Regarding amortized analyis

Question

This is regarding amortized analysis. Following is text from an article.

Amortized analyis for problems in which one must perform a series of operations, and our goal is to analyze the time per operation. The motivation for amortized analysis is that looking at the worst case time per operation can be too pessimistic if the only way to produce an expensive is to "set it up" with a a large number of cheap operations before hand.
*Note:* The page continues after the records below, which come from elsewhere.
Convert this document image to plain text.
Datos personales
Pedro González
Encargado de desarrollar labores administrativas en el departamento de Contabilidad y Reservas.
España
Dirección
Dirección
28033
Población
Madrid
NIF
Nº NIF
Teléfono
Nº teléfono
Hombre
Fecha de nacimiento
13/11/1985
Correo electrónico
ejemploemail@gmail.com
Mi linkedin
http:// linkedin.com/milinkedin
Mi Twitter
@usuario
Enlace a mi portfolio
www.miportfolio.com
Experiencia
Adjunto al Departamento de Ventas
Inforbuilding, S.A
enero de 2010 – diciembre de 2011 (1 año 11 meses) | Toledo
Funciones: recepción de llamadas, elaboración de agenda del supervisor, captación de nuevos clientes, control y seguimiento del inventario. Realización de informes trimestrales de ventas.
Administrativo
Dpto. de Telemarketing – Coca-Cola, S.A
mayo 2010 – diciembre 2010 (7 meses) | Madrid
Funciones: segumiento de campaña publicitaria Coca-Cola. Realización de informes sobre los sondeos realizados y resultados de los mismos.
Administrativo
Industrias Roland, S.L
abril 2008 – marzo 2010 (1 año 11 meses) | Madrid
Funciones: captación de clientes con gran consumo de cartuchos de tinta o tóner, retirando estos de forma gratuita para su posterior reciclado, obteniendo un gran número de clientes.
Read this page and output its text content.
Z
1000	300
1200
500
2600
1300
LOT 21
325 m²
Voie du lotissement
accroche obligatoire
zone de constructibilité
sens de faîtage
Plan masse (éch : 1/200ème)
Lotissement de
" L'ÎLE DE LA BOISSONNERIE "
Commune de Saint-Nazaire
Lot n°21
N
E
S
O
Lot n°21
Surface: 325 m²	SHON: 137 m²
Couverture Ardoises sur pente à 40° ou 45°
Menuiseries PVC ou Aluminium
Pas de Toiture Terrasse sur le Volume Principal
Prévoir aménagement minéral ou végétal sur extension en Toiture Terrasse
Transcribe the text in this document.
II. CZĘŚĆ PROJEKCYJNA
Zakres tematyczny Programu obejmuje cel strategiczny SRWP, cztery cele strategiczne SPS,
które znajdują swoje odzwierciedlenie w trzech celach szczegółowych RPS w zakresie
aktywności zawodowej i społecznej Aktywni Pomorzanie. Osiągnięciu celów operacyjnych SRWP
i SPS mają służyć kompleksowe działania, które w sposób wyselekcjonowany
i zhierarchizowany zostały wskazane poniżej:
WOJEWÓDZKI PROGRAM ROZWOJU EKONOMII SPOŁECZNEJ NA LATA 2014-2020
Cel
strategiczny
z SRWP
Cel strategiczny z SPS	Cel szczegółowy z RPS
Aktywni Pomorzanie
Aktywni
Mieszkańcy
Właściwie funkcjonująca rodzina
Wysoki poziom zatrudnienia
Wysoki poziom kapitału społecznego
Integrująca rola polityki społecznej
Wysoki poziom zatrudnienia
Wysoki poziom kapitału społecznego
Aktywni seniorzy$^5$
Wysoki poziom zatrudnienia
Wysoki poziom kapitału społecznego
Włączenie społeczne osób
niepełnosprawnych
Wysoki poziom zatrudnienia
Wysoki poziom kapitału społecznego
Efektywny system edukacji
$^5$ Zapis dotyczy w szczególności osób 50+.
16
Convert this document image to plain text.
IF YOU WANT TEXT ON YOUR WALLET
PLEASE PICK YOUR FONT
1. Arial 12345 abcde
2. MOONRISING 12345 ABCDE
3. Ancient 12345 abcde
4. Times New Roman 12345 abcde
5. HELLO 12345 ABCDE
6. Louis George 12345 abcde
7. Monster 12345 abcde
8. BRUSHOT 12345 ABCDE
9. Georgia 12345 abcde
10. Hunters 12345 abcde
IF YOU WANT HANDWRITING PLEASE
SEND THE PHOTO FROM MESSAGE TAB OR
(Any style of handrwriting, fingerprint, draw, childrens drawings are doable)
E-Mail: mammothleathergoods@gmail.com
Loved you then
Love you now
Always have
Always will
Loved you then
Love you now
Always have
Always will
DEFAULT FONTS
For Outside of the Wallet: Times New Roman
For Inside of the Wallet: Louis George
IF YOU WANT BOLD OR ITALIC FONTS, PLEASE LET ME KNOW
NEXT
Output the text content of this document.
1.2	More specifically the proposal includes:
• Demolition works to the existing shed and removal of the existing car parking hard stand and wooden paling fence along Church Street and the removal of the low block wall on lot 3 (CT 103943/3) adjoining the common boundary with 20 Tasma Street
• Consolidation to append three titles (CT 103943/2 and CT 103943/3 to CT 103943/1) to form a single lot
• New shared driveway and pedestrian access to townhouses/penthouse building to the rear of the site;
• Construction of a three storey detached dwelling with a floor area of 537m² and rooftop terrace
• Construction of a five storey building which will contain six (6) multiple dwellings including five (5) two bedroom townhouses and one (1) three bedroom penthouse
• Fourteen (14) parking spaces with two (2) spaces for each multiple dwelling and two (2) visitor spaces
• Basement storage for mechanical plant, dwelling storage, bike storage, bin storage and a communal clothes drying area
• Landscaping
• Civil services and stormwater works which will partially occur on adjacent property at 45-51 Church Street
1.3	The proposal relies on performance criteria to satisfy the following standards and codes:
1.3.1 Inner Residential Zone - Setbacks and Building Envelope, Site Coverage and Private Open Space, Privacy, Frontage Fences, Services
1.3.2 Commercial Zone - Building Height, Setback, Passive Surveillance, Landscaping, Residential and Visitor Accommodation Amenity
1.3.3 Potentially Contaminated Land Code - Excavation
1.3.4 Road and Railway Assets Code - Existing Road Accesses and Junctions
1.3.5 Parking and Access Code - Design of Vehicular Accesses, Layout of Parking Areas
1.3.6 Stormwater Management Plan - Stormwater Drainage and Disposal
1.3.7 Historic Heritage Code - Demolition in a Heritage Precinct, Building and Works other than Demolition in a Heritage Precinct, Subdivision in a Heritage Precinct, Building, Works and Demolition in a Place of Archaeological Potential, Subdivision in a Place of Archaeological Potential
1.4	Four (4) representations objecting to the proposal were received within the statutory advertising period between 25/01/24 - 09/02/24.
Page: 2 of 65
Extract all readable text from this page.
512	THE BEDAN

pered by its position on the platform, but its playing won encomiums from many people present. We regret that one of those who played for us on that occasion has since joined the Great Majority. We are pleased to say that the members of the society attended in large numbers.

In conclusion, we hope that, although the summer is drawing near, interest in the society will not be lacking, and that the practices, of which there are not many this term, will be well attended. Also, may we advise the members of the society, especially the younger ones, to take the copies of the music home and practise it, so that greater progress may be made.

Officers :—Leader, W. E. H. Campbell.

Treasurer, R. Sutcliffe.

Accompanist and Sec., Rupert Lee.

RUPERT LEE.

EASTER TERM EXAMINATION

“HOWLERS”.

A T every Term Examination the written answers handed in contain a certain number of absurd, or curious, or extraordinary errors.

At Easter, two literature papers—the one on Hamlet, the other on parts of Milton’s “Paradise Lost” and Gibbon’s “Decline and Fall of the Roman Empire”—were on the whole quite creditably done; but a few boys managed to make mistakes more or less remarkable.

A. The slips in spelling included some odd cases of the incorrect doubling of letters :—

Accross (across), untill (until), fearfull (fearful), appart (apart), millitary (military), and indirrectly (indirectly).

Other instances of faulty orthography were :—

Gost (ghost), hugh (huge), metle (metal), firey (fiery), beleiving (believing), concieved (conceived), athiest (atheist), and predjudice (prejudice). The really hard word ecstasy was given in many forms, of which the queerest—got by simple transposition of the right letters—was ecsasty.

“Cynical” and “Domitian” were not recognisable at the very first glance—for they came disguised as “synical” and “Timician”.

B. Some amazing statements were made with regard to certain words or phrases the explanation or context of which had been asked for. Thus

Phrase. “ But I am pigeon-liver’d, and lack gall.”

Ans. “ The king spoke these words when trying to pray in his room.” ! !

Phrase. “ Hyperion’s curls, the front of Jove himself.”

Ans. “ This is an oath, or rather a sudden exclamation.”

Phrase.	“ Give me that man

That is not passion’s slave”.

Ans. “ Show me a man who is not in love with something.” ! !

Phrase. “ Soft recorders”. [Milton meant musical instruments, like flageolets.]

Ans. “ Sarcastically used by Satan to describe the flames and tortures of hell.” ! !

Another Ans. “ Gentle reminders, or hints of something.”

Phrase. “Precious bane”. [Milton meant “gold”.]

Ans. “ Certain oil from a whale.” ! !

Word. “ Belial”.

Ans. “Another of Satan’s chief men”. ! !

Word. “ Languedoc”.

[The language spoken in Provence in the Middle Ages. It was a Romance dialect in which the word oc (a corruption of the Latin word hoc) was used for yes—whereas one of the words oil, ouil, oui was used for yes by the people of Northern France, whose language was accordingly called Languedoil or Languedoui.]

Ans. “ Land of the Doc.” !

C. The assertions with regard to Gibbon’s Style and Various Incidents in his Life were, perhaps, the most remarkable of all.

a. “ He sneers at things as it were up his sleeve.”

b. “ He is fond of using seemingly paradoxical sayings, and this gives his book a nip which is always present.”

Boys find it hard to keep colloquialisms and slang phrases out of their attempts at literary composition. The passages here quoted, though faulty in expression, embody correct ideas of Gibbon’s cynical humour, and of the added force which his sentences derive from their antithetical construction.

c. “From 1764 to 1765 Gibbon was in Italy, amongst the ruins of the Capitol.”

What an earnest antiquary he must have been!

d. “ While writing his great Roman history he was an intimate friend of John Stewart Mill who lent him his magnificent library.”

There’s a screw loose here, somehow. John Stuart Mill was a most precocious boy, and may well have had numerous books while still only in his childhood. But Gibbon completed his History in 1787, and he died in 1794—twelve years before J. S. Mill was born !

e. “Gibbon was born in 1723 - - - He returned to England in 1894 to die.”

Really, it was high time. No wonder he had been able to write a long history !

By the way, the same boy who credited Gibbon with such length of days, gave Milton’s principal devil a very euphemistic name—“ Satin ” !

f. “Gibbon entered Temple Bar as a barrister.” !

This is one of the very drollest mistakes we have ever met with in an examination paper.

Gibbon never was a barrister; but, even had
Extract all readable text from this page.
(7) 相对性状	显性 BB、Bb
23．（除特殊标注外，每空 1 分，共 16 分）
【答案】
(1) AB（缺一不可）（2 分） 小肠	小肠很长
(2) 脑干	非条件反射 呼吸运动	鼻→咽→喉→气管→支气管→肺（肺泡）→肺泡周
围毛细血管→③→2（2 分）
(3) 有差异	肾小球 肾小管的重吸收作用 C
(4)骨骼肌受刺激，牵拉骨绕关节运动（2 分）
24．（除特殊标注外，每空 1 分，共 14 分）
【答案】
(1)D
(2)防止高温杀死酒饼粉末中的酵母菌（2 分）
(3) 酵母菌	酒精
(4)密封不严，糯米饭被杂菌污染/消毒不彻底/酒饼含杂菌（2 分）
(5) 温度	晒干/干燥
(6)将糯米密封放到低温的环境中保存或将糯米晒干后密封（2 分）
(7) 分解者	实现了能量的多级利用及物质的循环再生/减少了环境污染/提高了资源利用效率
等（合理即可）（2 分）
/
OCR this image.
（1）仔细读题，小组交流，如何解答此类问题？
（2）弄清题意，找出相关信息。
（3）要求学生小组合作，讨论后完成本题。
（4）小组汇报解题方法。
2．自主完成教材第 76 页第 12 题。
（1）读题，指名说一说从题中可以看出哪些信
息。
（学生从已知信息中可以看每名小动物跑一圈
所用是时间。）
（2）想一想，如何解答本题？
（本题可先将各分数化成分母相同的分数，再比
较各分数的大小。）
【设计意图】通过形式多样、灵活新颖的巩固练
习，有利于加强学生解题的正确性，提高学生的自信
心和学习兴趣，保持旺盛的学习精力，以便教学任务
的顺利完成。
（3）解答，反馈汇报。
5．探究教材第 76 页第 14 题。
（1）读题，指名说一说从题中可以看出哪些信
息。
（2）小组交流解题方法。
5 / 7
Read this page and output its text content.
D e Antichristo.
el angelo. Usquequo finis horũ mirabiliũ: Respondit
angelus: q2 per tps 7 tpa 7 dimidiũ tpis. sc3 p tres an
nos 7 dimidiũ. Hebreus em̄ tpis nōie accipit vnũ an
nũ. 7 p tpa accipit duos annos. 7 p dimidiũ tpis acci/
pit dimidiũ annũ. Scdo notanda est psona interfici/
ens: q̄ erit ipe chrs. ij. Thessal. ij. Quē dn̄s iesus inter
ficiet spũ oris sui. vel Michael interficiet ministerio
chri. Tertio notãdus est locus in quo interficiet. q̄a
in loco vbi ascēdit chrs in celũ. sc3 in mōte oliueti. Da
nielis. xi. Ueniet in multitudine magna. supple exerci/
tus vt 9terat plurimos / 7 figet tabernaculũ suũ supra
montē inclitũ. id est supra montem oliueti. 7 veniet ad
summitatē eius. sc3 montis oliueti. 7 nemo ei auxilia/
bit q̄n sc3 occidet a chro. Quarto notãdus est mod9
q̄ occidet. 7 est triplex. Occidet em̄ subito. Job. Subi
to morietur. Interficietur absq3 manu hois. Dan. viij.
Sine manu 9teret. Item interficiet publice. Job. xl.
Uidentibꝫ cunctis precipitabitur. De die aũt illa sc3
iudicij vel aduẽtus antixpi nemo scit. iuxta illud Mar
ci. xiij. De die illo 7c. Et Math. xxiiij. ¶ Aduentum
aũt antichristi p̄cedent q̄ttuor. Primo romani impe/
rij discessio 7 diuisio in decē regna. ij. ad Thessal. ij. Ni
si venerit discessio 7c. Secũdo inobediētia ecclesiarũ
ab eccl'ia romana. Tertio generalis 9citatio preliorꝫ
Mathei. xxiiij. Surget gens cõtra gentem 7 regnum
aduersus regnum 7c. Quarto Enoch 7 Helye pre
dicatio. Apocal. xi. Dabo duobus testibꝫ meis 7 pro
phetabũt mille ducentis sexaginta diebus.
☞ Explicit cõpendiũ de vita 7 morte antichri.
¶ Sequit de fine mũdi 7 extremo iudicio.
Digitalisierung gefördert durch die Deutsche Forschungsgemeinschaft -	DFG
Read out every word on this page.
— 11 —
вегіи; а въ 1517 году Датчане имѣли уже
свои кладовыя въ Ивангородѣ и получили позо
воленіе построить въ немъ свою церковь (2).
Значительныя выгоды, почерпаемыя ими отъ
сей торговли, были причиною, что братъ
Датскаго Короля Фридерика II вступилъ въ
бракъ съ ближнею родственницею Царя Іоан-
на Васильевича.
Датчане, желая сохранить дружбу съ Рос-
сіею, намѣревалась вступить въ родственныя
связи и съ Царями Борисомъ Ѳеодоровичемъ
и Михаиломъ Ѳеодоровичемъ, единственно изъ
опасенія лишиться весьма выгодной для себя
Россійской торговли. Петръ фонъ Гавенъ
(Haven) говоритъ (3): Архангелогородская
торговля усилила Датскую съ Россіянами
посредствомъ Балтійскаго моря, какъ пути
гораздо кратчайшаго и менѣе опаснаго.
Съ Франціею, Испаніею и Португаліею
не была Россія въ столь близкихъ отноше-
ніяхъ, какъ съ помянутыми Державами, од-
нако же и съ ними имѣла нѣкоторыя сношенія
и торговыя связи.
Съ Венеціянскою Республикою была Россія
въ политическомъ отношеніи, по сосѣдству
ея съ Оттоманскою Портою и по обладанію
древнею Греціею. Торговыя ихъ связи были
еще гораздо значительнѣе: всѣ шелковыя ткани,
Question: What does author mean by last statement i.e., "if the only way to produce an expensive is to "set it up" with a a large number of cheap operations before hand"? Can any one please explain with example what this statement mean?

Thanks!

Answer 1

Another example. Consider an array that dynamically increases it's capacity when an element is added that exceeds the current capacity. Let increasing the capacity be O(n), where n is the old size of the array. Now, adding an element has a worst case complexity of O(n), because we might have to increase the capacity. The idea behind amortized analysis is that you have to do n simple adds that cost O(1) before the capacity is exhausted. Thus, many cheap operations lead up to one expensive operation. In other words, the expensive operation is amortized by the cheap operations.

Answer 2

The author means that the only way an expensive operation can occour is to be preceded by a big number of cheap operations.

Look at this example: We have a stack and we want the stack to implement in addition to the usual operations, also a operation called multipop(k) that pop k elements. Now, multipop costs O(min(n, k)), where n is the size of the stack; thus the prerequisite for the multipop to costs for example O(k) is to be precided by at least k cheap push each costing O(1).